Sorry to say it, but someone needs to let these government leaders (city and state) know that we aren’t made out of money. City is all worried about having to make due with dollar amounts that they had to make due with last year. City should be grateful for the money it does have to use because you see, we don’t have the luxury of being able to use the same amount of money we used last year because it’s being taxed away from us at a constant rate via these so-called levies.
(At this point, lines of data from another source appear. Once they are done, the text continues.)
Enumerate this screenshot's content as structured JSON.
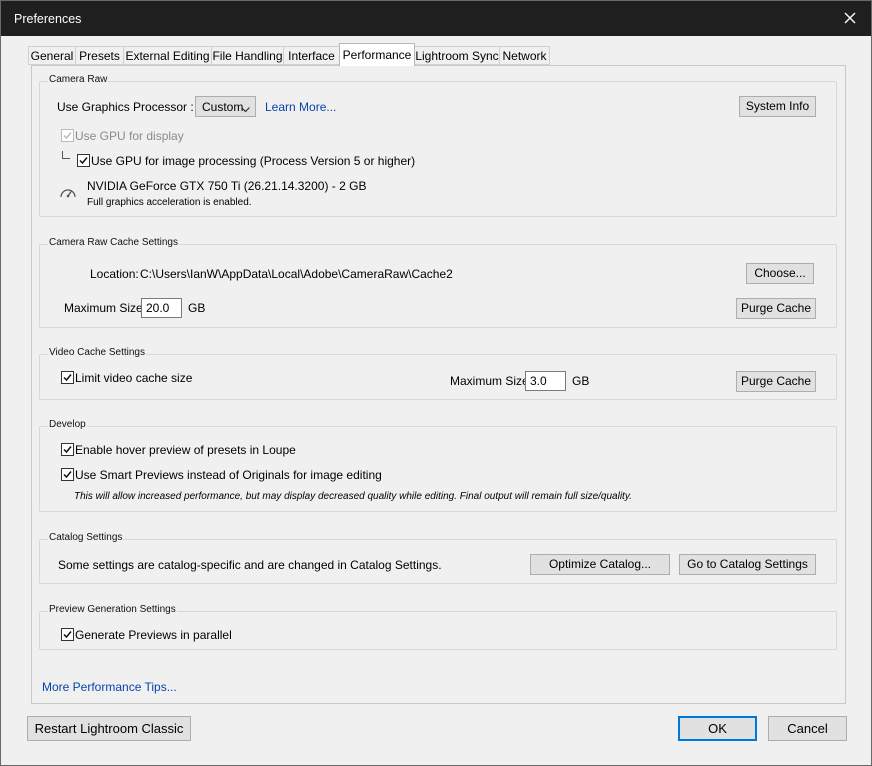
{
  "window": {
    "title": "Preferences"
  },
  "tabs": [
    {
      "label": "General"
    },
    {
      "label": "Presets"
    },
    {
      "label": "External Editing"
    },
    {
      "label": "File Handling"
    },
    {
      "label": "Interface"
    },
    {
      "label": "Performance",
      "active": true
    },
    {
      "label": "Lightroom Sync"
    },
    {
      "label": "Network"
    }
  ],
  "camera_raw": {
    "title": "Camera Raw",
    "gpu_label": "Use Graphics Processor :",
    "gpu_value": "Custom",
    "learn_more": "Learn More...",
    "system_info": "System Info",
    "gpu_display_label": "Use GPU for display",
    "gpu_display_checked": true,
    "gpu_display_disabled": true,
    "gpu_processing_label": "Use GPU for image processing (Process Version 5 or higher)",
    "gpu_processing_checked": true,
    "gpu_name": "NVIDIA GeForce GTX 750 Ti (26.21.14.3200) - 2 GB",
    "gpu_status": "Full graphics acceleration is enabled."
  },
  "cache": {
    "title": "Camera Raw Cache Settings",
    "location_label": "Location:",
    "location_value": "C:\\Users\\IanW\\AppData\\Local\\Adobe\\CameraRaw\\Cache2",
    "choose": "Choose...",
    "max_size_label": "Maximum Size:",
    "max_size_value": "20.0",
    "unit": "GB",
    "purge": "Purge Cache"
  },
  "video_cache": {
    "title": "Video Cache Settings",
    "limit_label": "Limit video cache size",
    "limit_checked": true,
    "max_size_label": "Maximum Size:",
    "max_size_value": "3.0",
    "unit": "GB",
    "purge": "Purge Cache"
  },
  "develop": {
    "title": "Develop",
    "hover_label": "Enable hover preview of presets in Loupe",
    "hover_checked": true,
    "smart_label": "Use Smart Previews instead of Originals for image editing",
    "smart_checked": true,
    "note": "This will allow increased performance, but may display decreased quality while editing. Final output will remain full size/quality."
  },
  "catalog": {
    "title": "Catalog Settings",
    "text": "Some settings are catalog-specific and are changed in Catalog Settings.",
    "optimize": "Optimize Catalog...",
    "goto": "Go to Catalog Settings"
  },
  "preview": {
    "title": "Preview Generation Settings",
    "parallel_label": "Generate Previews in parallel",
    "parallel_checked": true
  },
  "more_tips": "More Performance Tips...",
  "footer": {
    "restart": "Restart Lightroom Classic",
    "ok": "OK",
    "cancel": "Cancel"
  },
  "icons": {
    "close": "close-icon",
    "check": "checkmark-icon",
    "dropdown": "chevron-down-icon",
    "gauge": "speedometer-icon",
    "tree": "tree-branch-icon"
  }
}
We don’t get a raise in our domestic wage/earnings every time the notion suits us, so they should be fine with what they’ve got.

So now City is trying to come up with plans to *make due*.

According to the Electric, Wolff said the community didn’t understand the public safety needs and hadn’t heard the information shared during their work session. She said the city needed to find ways to communicate with the public.

Wolff might be right, but all of the communication in the world isn’t going to get you the money that people simply don’t have. The only real communication happened when the ballots came out in essence saying “we want more of your money” — at this point, that’s about the only communication people are going to really understand.

Though I love Great Falls and am raising my family here, I can’t help but come away with the notion that we aren’t real well known for electing the best and the brightest to serve on our city commission sometimes.

From the collapse of Electric City Power to the most recent $150,000 of taxpayer money spent to try to convince us that we should be giving the city money that we don’t have, I’m beginning to think that having a bake sale just might do the trick. Jackie M. (Mike) Brown over on The Western Word suggested that “The department heads and commissioners should hold bake sales until that money is paid back”.

At the end of the day City just might end up having to do what all of the rest of us have to do. Have bake sales and make due.